Can you start by providing a little background and context for the study? Many people might expect that LLMs would treat a person’s name as a neutral data point, but that isn’t the case at all, according to your research?

Ideally when someone submits a query to a language model, what they would want to see, even if they add a person’s name to the query, is a response that is not sensitive to the name. But at the end of the day, these models just create the most likely next token– or the most likely next word–based on how they were trained.

LLMs are being sold by tech gurus as lesser general AIs and this post speaks at least as much about LLMs’ shortcomings as it does about our lack of understanding of what is actually being sold to us.

millie ,

Granted, I don’t assume that LLMs are currently equivalent to a lesser general AI, but like, won’t we always be able to say that they’re just generating the next token? Like, what level of complexity of ‘choice’ determines the difference between LLM and general AI? Or is that not the criteria?

Are we talking some internal record of tracking specific reasoning? A long-term record that it can access between sessions? Some prescribed degree of autonomy within the systems it’s connected to? Introspection?

Because to me “find the most reasonable next token for the current context” sounds a lot like how animals work. We make our way through a complex sea of sensory information and stored information to produce our next action, over and over again.

I was watching Dr Kevin Mitchell discuss free will with Adam Conover recently, and a lot of their discussion touched on consciousness as basically the choice-making process itself. It’s worth watching, and I won’t try to summarize it, but it does make me wonder how big of a gap there is between ‘come up with the next token’ and ‘live’.

It does make me suspect that some iteration of LLMs may form the foundation of a more complex proper AI that’s not just choosing the next token, but has some form of awareness of the process behind it.

sonori ,
@sonori@beehaw.org avatar

What, a system that responds with the next most likely word to be used on the internet treats people of color differently?

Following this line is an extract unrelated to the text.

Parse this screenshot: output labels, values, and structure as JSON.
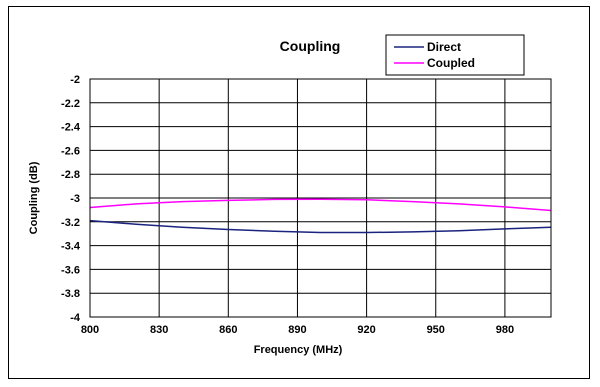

No, I simply can’t believe it to be true. The internet is perfectly colorblind and equitable after all. /s

politicalcustard ,

Shit in… shit out, or to put it another way: racism in… racism out.

I propose we create another LLM… a Left Language Model.

DarkNightoftheSoul ,
@DarkNightoftheSoul@mander.xyz avatar

Is it because humans treat black- and white- sounding names differently?

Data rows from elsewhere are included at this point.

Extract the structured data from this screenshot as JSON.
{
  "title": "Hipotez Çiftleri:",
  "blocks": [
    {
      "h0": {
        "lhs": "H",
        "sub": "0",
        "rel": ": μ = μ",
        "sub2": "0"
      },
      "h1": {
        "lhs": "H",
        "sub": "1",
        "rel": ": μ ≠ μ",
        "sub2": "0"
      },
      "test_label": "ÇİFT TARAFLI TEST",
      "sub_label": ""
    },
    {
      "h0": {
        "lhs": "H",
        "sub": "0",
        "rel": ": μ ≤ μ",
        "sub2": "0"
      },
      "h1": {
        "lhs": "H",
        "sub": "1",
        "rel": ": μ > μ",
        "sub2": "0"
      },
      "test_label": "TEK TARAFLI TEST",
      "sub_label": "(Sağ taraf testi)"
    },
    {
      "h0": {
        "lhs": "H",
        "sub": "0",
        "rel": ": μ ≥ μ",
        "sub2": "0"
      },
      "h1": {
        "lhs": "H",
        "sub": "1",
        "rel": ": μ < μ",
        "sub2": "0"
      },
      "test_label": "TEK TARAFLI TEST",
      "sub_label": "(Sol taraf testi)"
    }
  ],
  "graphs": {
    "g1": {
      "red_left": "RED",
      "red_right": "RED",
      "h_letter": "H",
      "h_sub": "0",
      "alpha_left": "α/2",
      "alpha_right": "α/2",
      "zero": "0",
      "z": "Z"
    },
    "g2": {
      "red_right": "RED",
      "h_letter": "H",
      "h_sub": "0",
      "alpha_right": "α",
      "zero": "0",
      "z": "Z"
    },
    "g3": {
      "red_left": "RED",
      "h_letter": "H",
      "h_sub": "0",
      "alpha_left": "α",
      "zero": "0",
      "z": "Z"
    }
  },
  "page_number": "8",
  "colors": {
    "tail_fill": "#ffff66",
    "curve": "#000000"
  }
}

Edit: It’s because humans treat black- and white- sounding names differently.

Gaywallet OP ,
@Gaywallet@beehaw.org avatar

Yes, all AI/ML are trained by humans. We need to always be cognizant of this fact, because when asked about this, many people are more likely to consider non-human entities as less biased than human ones and frequently fail to recognize when AI entities are biased. Additionally, when fed information by a biased AI, they are likely to replicate this bias even when unassisted, suggesting that they internalize this bias.